What CMS Actually Expects From Your Billing in 2026

Knowing the right codes is half the job. The other half is making sure your documentation holds up if CMS takes a closer look.

Documentation Mistakes That Put Your Claim at Risk

One of the most common mistakes is submit incomplete notes. Following are the record factors that can make your document weak.

  • Make sure to specify the technology and devices used in the process 
  • Patient’s location during the visit should be stated 
  • Reflect the same clinical detail expected from an in-person encounter

Templated notes that read identically for in-office and telehealth visits are a red flag in any audit. CMS documentation requirements for telehealth in 2026 expect the telehealth-specific elements to be clearly present every time.

Medicare Telehealth in 2026: What Carried Over and What Shifted

Some of the flexibilities from the public health emergency have been pushed out through 2026, including, :

  • Patients receiving telehealth from home without geographic restrictions
  • Certain telehealth services can be expanded for provider eligibility

There have been increased requirements in some specialties when it comes to documentation and supervision. According to the 2026 Medicare Physician Fee Schedule, the billing departments need to verify that all of the services that they are billing fall within the approved list for this year. Flows from 2022 which have not been reviewed are most likely based on outdated assumptions.

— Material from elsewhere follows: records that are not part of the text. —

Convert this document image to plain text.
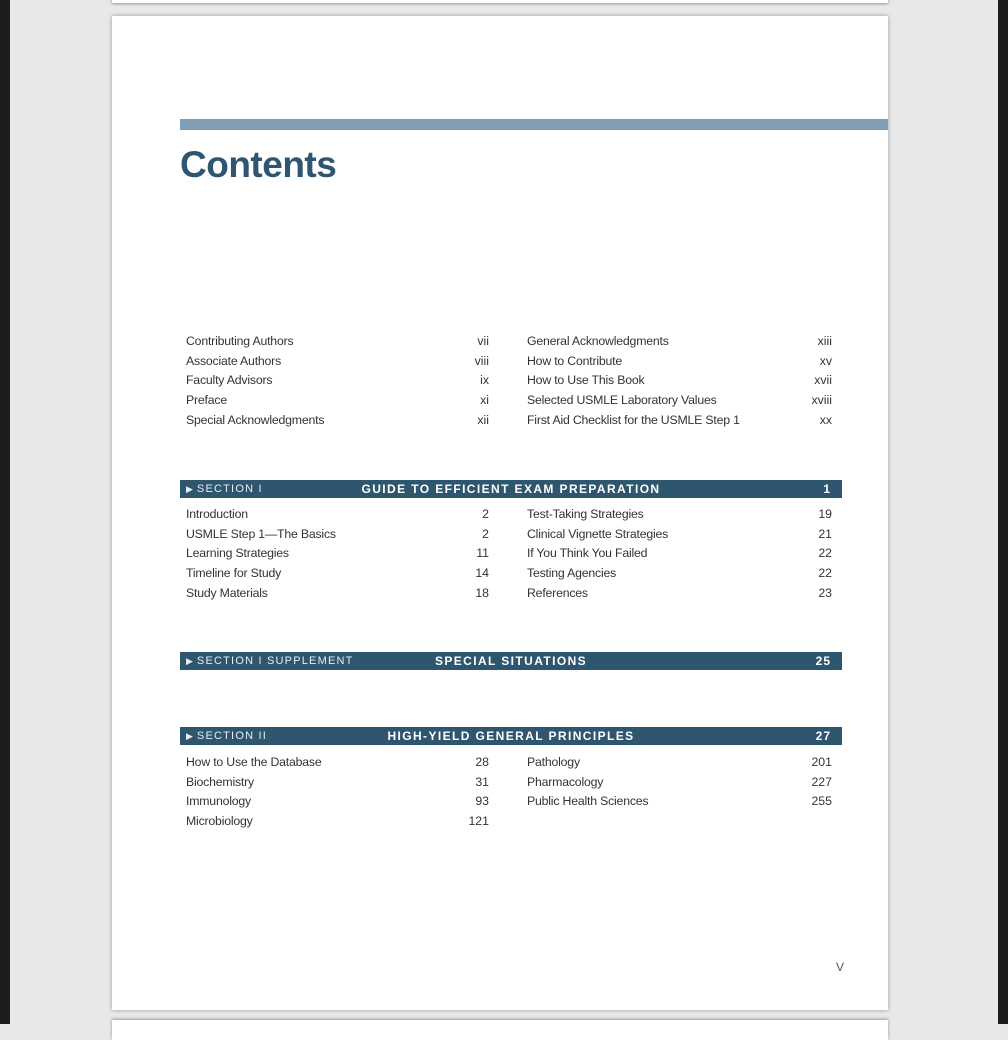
Contents
Contributing Authors	vii
Associate Authors	viii
Faculty Advisors	ix
Preface	xi
Special Acknowledgments	xii
General Acknowledgments	xiii
How to Contribute	xv
How to Use This Book	xvii
Selected USMLE Laboratory Values	xviii
First Aid Checklist for the USMLE Step 1	xx
▶ SECTION I	GUIDE TO EFFICIENT EXAM PREPARATION	1
Introduction	2
USMLE Step 1—The Basics	2
Learning Strategies	11
Timeline for Study	14
Study Materials	18
Test-Taking Strategies	19
Clinical Vignette Strategies	21
If You Think You Failed	22
Testing Agencies	22
References	23
▶ SECTION I SUPPLEMENT	SPECIAL SITUATIONS	25
▶ SECTION II	HIGH-YIELD GENERAL PRINCIPLES	27
How to Use the Database	28
Biochemistry	31
Immunology	93
Microbiology	121
Pathology	201
Pharmacology	227
Public Health Sciences	255
V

Getting It Right Is Cheaper Than Getting It Wrong

One incorrect POS code on a frequently used service leads to the same error being replicated on many bills until it is discovered. By that time, the inefficiency and risk of non-compliance would outweigh any savings from the initial claim.

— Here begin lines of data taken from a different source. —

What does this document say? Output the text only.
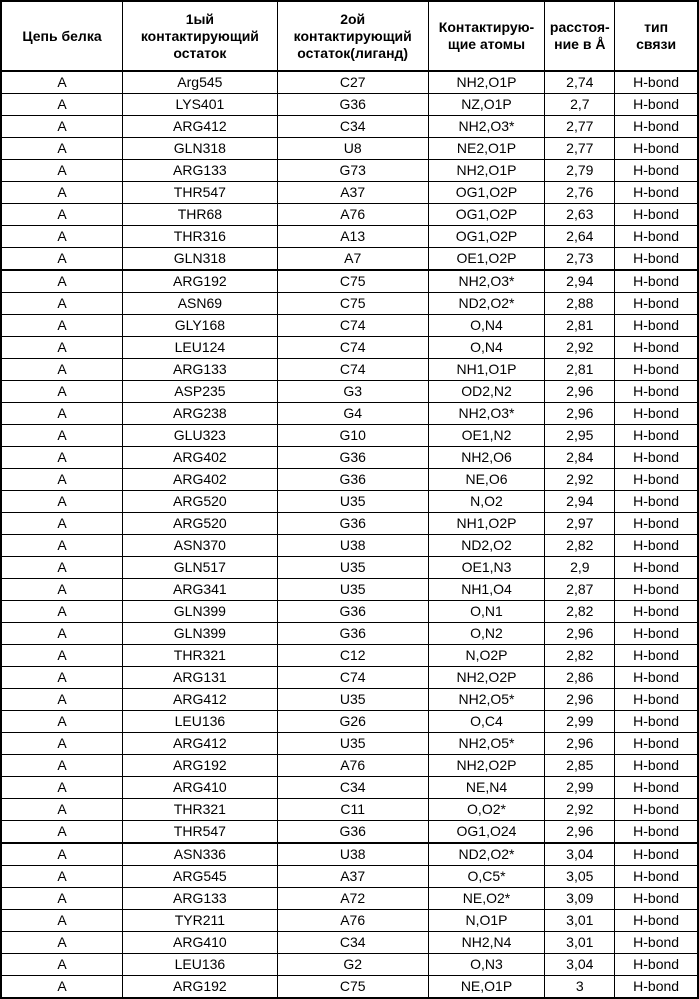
Цепь белка	1ый контактирующий остаток	2ой контактирующий остаток(лиганд)	Контактирую-щие атомы	расстоя-ние в Å	тип связи

A	Arg545	C27	NH2,O1P	2,74	H-bond
A	LYS401	G36	NZ,O1P	2,7	H-bond
A	ARG412	C34	NH2,O3*	2,77	H-bond
A	GLN318	U8	NE2,O1P	2,77	H-bond
A	ARG133	G73	NH2,O1P	2,79	H-bond
A	THR547	A37	OG1,O2P	2,76	H-bond
A	THR68	A76	OG1,O2P	2,63	H-bond
A	THR316	A13	OG1,O2P	2,64	H-bond
A	GLN318	A7	OE1,O2P	2,73	H-bond
A	ARG192	C75	NH2,O3*	2,94	H-bond
A	ASN69	C75	ND2,O2*	2,88	H-bond
A	GLY168	C74	O,N4	2,81	H-bond
A	LEU124	C74	O,N4	2,92	H-bond
A	ARG133	C74	NH1,O1P	2,81	H-bond
A	ASP235	G3	OD2,N2	2,96	H-bond
A	ARG238	G4	NH2,O3*	2,96	H-bond
A	GLU323	G10	OE1,N2	2,95	H-bond
A	ARG402	G36	NH2,O6	2,84	H-bond
A	ARG402	G36	NE,O6	2,92	H-bond
A	ARG520	U35	N,O2	2,94	H-bond
A	ARG520	G36	NH1,O2P	2,97	H-bond
A	ASN370	U38	ND2,O2	2,82	H-bond
A	GLN517	U35	OE1,N3	2,9	H-bond
A	ARG341	U35	NH1,O4	2,87	H-bond
A	GLN399	G36	O,N1	2,82	H-bond
A	GLN399	G36	O,N2	2,96	H-bond
A	THR321	C12	N,O2P	2,82	H-bond
A	ARG131	C74	NH2,O2P	2,86	H-bond
A	ARG412	U35	NH2,O5*	2,96	H-bond
A	LEU136	G26	O,C4	2,99	H-bond
A	ARG412	U35	NH2,O5*	2,96	H-bond
A	ARG192	A76	NH2,O2P	2,85	H-bond
A	ARG410	C34	NE,N4	2,99	H-bond
A	THR321	C11	O,O2*	2,92	H-bond
A	THR547	G36	OG1,O24	2,96	H-bond
A	ASN336	U38	ND2,O2*	3,04	H-bond
A	ARG545	A37	O,C5*	3,05	H-bond
A	ARG133	A72	NE,O2*	3,09	H-bond
A	TYR211	A76	N,O1P	3,01	H-bond
A	ARG410	C34	NH2,N4	3,01	H-bond
A	LEU136	G2	O,N3	3,04	H-bond
A	ARG192	C75	NE,O1P	3	H-bond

The CMS guidelines for telehealth billing in 2026 were never intended to be a trap. Practices that build their billing workflows around current CMS requirements spend less time chasing payments and more time focused on care, and that is a straightforward return on getting the basics right.

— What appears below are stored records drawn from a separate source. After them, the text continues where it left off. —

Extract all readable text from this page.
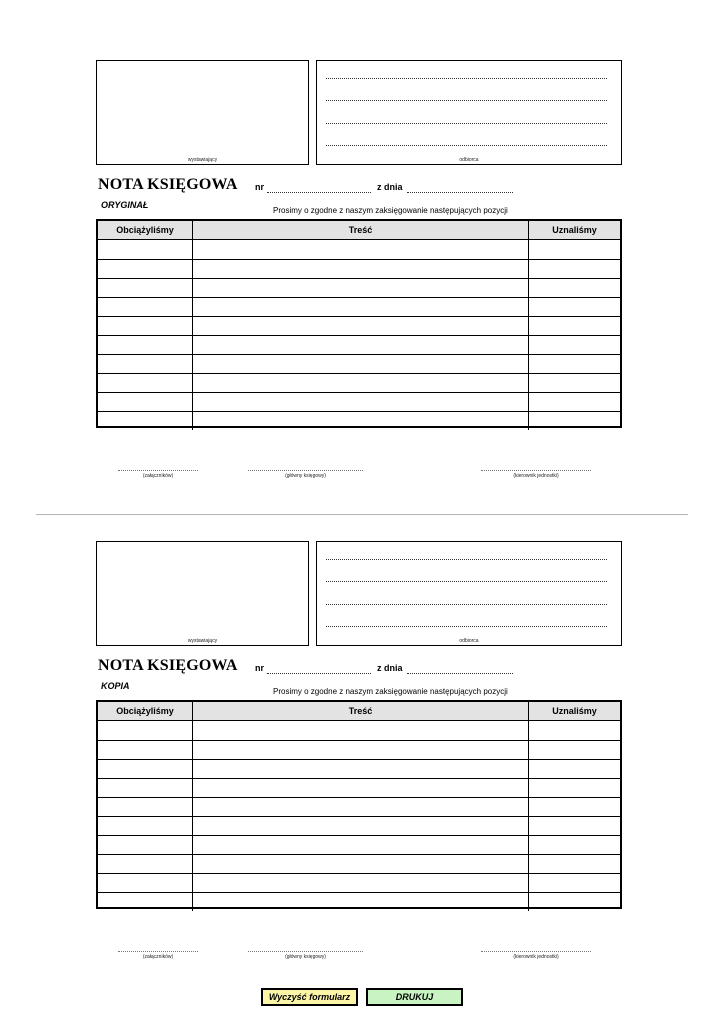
wystawiający	odbiorca
NOTA KSIĘGOWA nr	z dnia
ORYGINAŁ
Prosimy o zgodne z naszym zaksięgowanie następujących pozycji
Obciążyliśmy	Treść	Uznaliśmy
(załączników)	(główny księgowy)	(kierownik jednostki)
wystawiający	odbiorca
NOTA KSIĘGOWA nr	z dnia
KOPIA
Prosimy o zgodne z naszym zaksięgowanie następujących pozycji
Obciążyliśmy	Treść	Uznaliśmy
(załączników)	(główny księgowy)	(kierownik jednostki)
Wyczyść formularz	DRUKUJ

If your telehealth claims are coming back denied or your team is buried in resubmissions, the issue is almost always upstream. Delaware Medical Billing helps practices align their telehealth billing with current CMS guidelines so claims go out right the first time. Reach out to see where your current workflow stands.

FAQs

Q: What is the correct place of service for telehealth when the patient is at home? 

A: Use place of service 10, which CMS designated specifically for telehealth visits where the patient is at their home.

Q: What does POS 02 mean in medical billing? 

A: POS 02 in medical billing indicates a telehealth service where the patient is located at a facility or any site other than their home.

Q: What is the difference between POS 12 and telehealth place of service codes? 

A: POS 12 in medical billing applies to in-person home visits only, while telehealth POS codes like POS 10 apply specifically to remote services delivered to a patient at home.

Q: Can you still bill Medicare for telehealth in 2026? 

A: Yes, several telehealth flexibilities have been extended through 2026, but services must meet current CMS eligibility, documentation, and platform requirements to qualify for reimbursement.